I think this issue kicks off because overeating is normally a vice that only affects the person doing it. Unlike smoking, where it's equally distructive to your personal health, for years we've felt it acceptable to make negative comments about smokers and limit their options because their smoke affects the rest of us. However, public transport is really the only time that someone else's decision to overeat affects you - by incroaching on your space. Unlike smoking, or drinking, if you overeat, the negative concequences to other members of the public can't be stopped by just not doing it at that moment, if you are fat, you are fat all the time, if you are a smoker, you can just not smoke for a few hours.
OP, the people you sit next to huffing and puffing aren't fat-haters or fat-phobics, they are people who are suffering negative concequences of your lifestyle choices - that is, you physically taking their allotted space on a plane. Your choice to overeat (which may have emotional reasons for it, and not be entirely in your control) means they have the quality of their plane journey lowered, it's not their choices that have lead to them suffering a lower quality experience, they will have paid just the same as if they'd been sat next to someone who was size 6.
Often, it's the point your choice affects someone else that everyone else feels they have a right to comment negatively on your choices.

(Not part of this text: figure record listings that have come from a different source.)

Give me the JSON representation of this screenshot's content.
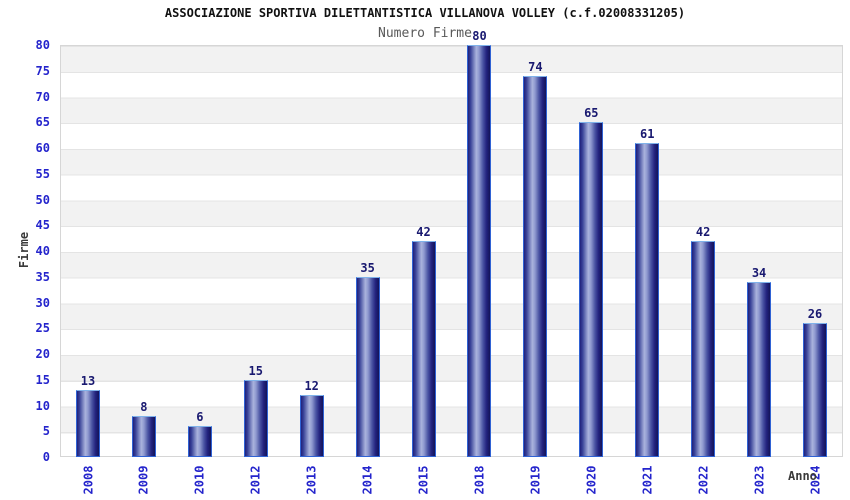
{
  "title": "ASSOCIAZIONE SPORTIVA DILETTANTISTICA VILLANOVA VOLLEY (c.f.02008331205)",
  "subtitle": "Numero Firme",
  "chart_data": {
    "type": "bar",
    "title": "ASSOCIAZIONE SPORTIVA DILETTANTISTICA VILLANOVA VOLLEY (c.f.02008331205)",
    "subtitle": "Numero Firme",
    "xlabel": "Anno",
    "ylabel": "Firme",
    "categories": [
      "2008",
      "2009",
      "2010",
      "2012",
      "2013",
      "2014",
      "2015",
      "2018",
      "2019",
      "2020",
      "2021",
      "2022",
      "2023",
      "2024"
    ],
    "values": [
      13,
      8,
      6,
      15,
      12,
      35,
      42,
      80,
      74,
      65,
      61,
      42,
      34,
      26
    ],
    "ylim": [
      0,
      80
    ],
    "ytick_step": 5,
    "grid": "horizontal-bands",
    "legend": "none",
    "colors": {
      "tick_label": "#2424cc",
      "value_label": "#191970",
      "bar_dark": "#20207a",
      "bar_light": "#aab3dd",
      "bar_border": "#2f62d4",
      "bar_border_top": "#7fb2ea",
      "band_gray": "#f2f2f2",
      "band_white": "#ffffff",
      "band_line": "#e4e4e4",
      "plot_border": "#d6d6d6",
      "title_color": "#111111",
      "subtitle_color": "#595959",
      "axis_title_color": "#3a3a3a"
    }
  }
}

In the same way people who want to keep smoking, while knowing how bad it is for their health tend to put in elaborate rules that make their lives harder in order to minimise the effect on other people (such as only smoking outside regardless of the weather, showering and cleaning teeth after each fag before touching their DCs, not smoking in cars - even if that means making regular smoking breaks making journeys longer etc), in the occassions that your size effects other people you should be the one to put in plans to limit the negative effects on others - so if that means between you and your DH you buy 3 rather than 2 seats os you can have a spare seat between you, or you fly premimum economy so there's extra room, or you make sure you're at the airport an hour before everyone else so you can get to check in first and get seats together - then you do that. It should be you and your DH that shoulder the negative concequences, not others.